SURABAYA, iNewsMadiun.id - Gubernur Jawa Timur Khofifah Indar Parawansa mengusulkan Desa Parengan, Kecamatan Maduran, Kabupaten Lamongan, Jawa Timur sebagai Desa Devisa ke Lembaga Pembiayaan Ekspor Indonesia (LPEI). Usulan ini dikarenakan Tenun ikat dan kain songket parengan tembus pasar global.
"Produk unggulan desa ini adalah tenun ikat dan kain songket. Dan ini diproduksi oleh penduduk desa ini," kata Khofifah usai mengunjungi Butik Kerajinan Tenun Ikat Paradila di Desa Parengan, Maduran Lamongan, Minggu (6/3/2022).
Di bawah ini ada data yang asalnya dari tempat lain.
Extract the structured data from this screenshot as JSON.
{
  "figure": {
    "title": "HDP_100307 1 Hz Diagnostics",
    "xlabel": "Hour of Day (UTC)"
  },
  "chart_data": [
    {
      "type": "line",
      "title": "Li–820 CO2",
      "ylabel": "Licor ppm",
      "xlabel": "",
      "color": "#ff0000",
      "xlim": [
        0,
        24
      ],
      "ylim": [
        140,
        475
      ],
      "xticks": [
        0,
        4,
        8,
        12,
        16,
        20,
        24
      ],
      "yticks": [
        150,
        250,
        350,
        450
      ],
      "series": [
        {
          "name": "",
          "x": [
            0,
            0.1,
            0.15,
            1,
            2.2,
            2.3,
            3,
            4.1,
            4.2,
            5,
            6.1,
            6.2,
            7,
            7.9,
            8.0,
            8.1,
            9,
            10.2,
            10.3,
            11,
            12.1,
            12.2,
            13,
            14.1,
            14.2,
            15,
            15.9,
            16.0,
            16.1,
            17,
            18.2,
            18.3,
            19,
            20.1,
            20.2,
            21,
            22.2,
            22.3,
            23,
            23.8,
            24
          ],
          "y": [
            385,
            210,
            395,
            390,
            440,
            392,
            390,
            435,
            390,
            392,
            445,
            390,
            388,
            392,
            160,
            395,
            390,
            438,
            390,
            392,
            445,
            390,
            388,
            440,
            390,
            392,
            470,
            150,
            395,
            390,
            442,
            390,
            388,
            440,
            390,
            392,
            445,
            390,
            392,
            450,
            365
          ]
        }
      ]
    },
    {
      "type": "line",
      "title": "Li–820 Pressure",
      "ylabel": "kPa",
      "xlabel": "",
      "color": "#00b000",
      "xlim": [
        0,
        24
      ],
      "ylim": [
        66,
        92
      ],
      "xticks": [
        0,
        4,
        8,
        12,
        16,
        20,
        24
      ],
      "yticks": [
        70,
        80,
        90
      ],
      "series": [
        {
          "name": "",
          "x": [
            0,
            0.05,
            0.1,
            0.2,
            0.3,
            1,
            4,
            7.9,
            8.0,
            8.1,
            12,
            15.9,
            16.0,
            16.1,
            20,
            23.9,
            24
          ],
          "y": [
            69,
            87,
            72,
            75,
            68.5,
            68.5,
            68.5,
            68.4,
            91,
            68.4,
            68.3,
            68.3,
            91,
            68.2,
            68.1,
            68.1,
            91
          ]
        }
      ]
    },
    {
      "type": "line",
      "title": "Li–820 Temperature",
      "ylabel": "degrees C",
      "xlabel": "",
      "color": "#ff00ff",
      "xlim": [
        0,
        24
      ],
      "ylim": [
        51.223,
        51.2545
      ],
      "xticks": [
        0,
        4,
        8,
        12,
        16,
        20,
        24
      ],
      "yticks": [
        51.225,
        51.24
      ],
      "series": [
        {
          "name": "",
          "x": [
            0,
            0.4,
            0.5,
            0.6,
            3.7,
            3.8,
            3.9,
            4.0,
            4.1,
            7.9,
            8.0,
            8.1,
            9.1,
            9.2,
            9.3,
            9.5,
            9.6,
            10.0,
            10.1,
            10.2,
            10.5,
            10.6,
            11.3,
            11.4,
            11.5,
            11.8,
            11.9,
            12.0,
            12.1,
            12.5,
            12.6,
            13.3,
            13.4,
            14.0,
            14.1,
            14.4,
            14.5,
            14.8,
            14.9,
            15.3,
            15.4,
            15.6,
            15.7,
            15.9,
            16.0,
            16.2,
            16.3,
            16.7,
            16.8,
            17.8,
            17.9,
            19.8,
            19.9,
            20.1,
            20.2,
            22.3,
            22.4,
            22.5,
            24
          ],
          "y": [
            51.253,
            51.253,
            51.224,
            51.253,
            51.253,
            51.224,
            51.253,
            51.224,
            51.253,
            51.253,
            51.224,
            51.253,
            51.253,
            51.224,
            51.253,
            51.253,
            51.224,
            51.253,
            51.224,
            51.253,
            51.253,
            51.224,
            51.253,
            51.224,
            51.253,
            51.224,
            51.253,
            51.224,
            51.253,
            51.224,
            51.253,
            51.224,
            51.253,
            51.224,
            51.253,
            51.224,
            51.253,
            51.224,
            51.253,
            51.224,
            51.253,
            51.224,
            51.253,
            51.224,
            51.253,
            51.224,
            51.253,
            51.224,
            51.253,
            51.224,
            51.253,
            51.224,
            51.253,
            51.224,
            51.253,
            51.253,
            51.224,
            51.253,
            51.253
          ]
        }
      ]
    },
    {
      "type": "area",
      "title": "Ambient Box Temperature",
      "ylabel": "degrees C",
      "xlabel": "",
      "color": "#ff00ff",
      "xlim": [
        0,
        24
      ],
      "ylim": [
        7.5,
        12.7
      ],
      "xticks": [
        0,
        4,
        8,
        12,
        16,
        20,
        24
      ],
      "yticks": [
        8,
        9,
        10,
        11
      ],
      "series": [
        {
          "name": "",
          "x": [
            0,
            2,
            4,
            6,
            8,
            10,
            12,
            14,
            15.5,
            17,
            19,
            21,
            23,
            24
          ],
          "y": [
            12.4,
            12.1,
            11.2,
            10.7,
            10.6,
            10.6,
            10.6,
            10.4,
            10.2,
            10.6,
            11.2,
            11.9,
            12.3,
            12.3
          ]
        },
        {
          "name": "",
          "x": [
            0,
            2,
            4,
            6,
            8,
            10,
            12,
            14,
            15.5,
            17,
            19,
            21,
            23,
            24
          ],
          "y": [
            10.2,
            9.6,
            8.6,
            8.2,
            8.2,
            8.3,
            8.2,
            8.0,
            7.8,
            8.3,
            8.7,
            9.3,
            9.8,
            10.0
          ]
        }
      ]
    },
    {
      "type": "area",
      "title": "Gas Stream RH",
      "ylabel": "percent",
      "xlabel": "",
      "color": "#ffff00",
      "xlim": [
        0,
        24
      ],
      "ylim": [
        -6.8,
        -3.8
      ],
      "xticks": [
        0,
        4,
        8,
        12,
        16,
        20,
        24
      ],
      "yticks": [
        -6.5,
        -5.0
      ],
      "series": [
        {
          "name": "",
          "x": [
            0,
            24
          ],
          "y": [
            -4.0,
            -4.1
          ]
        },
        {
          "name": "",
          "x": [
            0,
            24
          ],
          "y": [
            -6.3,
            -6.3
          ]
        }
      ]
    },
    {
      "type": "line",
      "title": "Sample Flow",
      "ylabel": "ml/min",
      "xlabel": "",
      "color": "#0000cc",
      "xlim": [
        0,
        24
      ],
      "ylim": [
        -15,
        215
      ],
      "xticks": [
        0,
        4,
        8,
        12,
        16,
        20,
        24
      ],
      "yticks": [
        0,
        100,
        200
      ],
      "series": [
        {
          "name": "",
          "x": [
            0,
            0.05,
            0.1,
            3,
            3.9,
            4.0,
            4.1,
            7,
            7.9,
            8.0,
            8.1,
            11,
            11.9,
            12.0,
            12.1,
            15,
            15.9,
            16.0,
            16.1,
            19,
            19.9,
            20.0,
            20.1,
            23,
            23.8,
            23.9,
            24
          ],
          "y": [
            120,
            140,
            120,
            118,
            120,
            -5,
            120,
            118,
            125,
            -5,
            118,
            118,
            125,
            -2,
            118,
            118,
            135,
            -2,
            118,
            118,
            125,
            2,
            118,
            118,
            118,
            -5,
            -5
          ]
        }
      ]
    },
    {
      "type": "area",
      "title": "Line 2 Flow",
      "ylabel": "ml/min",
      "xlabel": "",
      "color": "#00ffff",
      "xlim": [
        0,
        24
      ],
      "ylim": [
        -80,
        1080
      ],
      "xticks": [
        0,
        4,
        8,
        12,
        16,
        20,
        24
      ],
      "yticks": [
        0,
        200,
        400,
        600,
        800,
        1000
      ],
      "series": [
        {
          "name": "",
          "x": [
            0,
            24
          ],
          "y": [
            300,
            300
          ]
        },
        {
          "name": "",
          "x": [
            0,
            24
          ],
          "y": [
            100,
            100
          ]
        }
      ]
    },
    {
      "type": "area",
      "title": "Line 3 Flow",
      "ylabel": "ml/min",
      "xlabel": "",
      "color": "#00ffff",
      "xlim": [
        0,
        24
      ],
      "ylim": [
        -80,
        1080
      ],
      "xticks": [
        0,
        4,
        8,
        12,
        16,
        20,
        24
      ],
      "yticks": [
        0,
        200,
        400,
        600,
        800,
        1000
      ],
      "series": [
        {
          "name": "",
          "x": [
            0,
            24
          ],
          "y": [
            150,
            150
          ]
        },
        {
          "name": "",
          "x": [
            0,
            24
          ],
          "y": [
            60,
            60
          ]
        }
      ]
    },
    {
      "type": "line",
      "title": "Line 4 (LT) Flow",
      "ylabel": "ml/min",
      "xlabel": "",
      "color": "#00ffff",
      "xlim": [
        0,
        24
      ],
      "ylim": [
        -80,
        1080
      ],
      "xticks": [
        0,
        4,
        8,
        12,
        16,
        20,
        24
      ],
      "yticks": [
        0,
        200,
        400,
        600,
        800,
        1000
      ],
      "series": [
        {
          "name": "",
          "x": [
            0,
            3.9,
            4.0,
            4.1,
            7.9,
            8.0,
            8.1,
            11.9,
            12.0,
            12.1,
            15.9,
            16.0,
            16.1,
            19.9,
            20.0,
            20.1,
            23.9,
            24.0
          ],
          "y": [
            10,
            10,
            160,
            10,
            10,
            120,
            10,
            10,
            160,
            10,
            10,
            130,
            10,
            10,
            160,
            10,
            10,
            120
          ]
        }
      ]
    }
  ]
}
Sebagai informasi, kerajinan tenun ikat di Desa Parengan dikenal dengan nama tenun ikat Parengan. Tenun Ikat Parengan ini dibuat langsung di sentra industri yang bernama Paradila. Selain tenun ikat, Butik Paradila ini juga menyediakan tenun ikat doby, tenun ikat doby tiker, songket sido, songket payet, songket ancak, dan tenun ikat spesial.
Butik Paradila telah berdiri sejak 1989 dan menaungi warga Desa Parengan dan sekitarnya untuk menjaga kelestarian tenun ikat di Lamongan.
"Desa Parengan ini patut untuk diusulkan menjadi desa devisa. Pasalnya, beberapa kriteria dari desa devisa sudah ada di Desa Parengan ini. Termasuk menghasikan kerajinan tenun ikat," katanya.
Menurut Khofifah, tenun ikat Parengan memiliki ciri khas yaitu berbahan kain lebih halus dan tidak begitu tebal. Begitu juga dengan bahannya yang lebih lemas serta jatuh dan memberikan kesan dingin ketika dipakai.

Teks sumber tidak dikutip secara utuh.